If you wonder at the vigorous trade done by restaurants in London - well, decent ones, anyway - it seems positively slack compared with those in New York. New Yorkers live in restaurants. That said, however, the Gramercy Tavern operates a first come, first served policy on Saturday mornings, and so we piled in at 12.15pm to put the Leigh theory to the test, just before orderly queues started forming.

And, as in so many areas, his taste proved impeccable. The Gramercy Tavern is a class act. The mood is stately. The service is smooth.
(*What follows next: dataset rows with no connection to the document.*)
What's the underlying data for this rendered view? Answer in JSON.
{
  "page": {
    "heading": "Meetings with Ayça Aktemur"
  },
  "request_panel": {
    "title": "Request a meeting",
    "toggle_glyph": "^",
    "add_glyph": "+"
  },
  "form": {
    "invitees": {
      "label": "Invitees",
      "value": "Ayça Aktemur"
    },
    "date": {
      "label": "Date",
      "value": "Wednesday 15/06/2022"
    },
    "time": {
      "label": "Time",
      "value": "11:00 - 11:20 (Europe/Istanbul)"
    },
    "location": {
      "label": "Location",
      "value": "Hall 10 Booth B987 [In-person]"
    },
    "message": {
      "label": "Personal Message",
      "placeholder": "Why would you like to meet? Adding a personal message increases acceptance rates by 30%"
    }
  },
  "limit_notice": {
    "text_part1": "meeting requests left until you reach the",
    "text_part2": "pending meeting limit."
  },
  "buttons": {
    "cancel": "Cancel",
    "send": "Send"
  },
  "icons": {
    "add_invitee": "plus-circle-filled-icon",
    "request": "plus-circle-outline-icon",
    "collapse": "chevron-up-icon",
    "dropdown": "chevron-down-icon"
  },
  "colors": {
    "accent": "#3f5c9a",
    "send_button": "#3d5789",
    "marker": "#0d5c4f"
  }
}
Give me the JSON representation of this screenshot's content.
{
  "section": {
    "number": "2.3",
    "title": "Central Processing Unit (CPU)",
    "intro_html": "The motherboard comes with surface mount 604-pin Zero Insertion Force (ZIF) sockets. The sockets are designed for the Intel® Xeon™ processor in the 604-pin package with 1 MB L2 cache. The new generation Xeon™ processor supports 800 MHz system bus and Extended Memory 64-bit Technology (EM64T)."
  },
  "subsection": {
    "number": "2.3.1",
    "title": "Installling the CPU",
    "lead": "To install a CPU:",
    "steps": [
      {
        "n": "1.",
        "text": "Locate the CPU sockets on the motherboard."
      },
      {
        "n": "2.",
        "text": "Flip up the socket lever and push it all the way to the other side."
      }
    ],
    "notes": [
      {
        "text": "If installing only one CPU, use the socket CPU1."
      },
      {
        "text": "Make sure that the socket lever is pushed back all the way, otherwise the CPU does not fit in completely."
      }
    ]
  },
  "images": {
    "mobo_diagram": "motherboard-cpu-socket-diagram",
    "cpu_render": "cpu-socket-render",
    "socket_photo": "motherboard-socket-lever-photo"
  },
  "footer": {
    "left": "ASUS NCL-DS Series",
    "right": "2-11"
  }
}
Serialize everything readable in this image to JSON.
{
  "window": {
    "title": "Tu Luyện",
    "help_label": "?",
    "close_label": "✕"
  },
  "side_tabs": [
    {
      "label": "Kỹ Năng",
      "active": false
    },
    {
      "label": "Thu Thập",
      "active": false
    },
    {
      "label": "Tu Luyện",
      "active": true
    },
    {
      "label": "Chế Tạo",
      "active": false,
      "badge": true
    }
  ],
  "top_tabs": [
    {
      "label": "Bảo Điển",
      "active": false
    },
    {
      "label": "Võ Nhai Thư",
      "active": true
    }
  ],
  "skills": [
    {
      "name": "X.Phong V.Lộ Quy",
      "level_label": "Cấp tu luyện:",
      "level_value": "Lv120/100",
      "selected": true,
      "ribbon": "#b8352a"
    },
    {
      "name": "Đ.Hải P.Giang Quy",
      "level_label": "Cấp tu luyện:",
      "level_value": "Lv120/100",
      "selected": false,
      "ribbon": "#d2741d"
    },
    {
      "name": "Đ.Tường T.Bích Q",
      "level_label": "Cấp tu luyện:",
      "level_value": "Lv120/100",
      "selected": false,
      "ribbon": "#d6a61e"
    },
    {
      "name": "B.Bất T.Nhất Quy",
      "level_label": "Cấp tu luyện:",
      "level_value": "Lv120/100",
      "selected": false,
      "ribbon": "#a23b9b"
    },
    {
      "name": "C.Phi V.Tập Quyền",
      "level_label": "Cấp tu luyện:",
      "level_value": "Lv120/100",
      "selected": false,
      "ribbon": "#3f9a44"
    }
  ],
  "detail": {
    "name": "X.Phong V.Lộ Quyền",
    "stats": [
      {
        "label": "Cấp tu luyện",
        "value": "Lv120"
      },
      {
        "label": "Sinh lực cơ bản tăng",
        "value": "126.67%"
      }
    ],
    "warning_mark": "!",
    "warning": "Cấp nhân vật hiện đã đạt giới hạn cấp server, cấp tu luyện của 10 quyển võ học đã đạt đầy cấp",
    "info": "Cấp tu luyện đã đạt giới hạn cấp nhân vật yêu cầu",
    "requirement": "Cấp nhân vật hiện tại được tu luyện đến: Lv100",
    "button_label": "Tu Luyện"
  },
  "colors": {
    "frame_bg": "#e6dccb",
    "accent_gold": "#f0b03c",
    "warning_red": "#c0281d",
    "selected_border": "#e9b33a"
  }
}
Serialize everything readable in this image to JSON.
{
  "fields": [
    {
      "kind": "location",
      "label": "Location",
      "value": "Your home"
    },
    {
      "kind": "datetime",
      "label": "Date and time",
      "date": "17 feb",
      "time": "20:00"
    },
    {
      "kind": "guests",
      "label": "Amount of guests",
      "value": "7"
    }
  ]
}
The martinis are classic and the food is very good - from the rabbit rillette with tapenade, fennel, caper sprouts and onion focaccia, to the chilled pea soup with couscous and mint; and the grilled baby octopus with shaved fennel, lemon and sweet onion caponata to the salmon with asparagus, salsify and gremolata; and the fresh bacon with spätzle, fiddlehead ferns and pickled ramps to the chicken with spring vegetables, mushrooms and red wine. Actually, after that, it was to the cherry financier with port sauce, aged balsamic vinegar and cherry and black pepper ice cream, but seeing as I was the only one in the party to be party to a pudding, I think we should leave it as it was.

The food was firmly Eurocentric. Our dishes had contributions from Sicilian, mainland Italian, Spanish, Belgian and Austrian kitchens, but the roots of the food are firmly settled deep in the rich humus of French bourgeois cooking. There were minor infelicities - the tapenade flattened the delicate, delicious rillette, for example - but for the most part the dishes were exemplary: handsome, balanced, thoughtful and tasty. The couscous used to thicken the pea soup, say, was a canny idea. Each element in the salmon dish was clearly defined and harmonious. The fresh bacon, which is no more or less than belly pork, was as unctuous and mouth-filling as you could wish, the richness cut by a hint of bitterness from the fiddlehead ferns, which lay coiled like boiled caterpillars among the spätzle, and by the pickled ramps. And finally, the slow, latent heat of black pepper emerging from the cold of the ice cream is a trick that never fails to please me.

The prices are a bit sharper than at Barbuto, which I reviewed last week - first courses run between $8.50 and $12, main courses between $14 and $23. The wine list is short but sharp, but best of all is a really fine beer list. The Gramercy Tavern is that kind of place: classy in all its parts.

And it wasn't the only class act that we came across in our rapid US gastro-tour. Should you find yourself chained to the railings outside the White House in Washington for any reason, take a break from protesting and pop around the corner to Equinox, where you will find power brokers in their shirt sleeves trading policy information over the dandy food of Todd Gray.

It isn't dandy in the sense of posturing or any posing puffery like that. It is cooking that celebrates the produce from the small, artisanal farmers and growers round and about - soft-shelled crab from Virginia, La Belle Farm asparagus, etc. The beef came from one farmer in Pennsylvania, the lamb from another. The yellowfin tuna was fished out of Orgen Inlet and the greens were from Rappahannock.

There is no doubt that these raw materials are very fine indeed. The beef had levels of flavour-enriching fat that I haven't seen in Britain for years, and fresh, fruity green and yellow beans came with it. Gray's instinct with these ingredients is to let their gleaming qualities shine through, as was amply evident from the two beautiful, impeccable amuse bouches - a tiny fresh crab salad on a crisp tuile and a breast of quail with an intensely flavoured jus balanced by a quenelle of scrambled quails' eggs.

In the dishes proper, there were several inspired combinations - Cavaillon and water melon with the soft-shelled crab, for example, and cream of morelles with the asparagus, which matched two levels of earthy flavours like Don and Phil Everly.

On the whole, I think the food was rather richer than we are used to. The saucing tended to be copious and plush, and occasionally the multiple layers of flavour obscured each other, but there was no disguising the intrinsic beauty of the food, and the generosity and skill in the kitchen. Prices represented a sharp upward hike from NYC - at dinner, $11 to $18 for first courses and $31 to $34 for main courses - although lunch is lighter, in every sense of the word.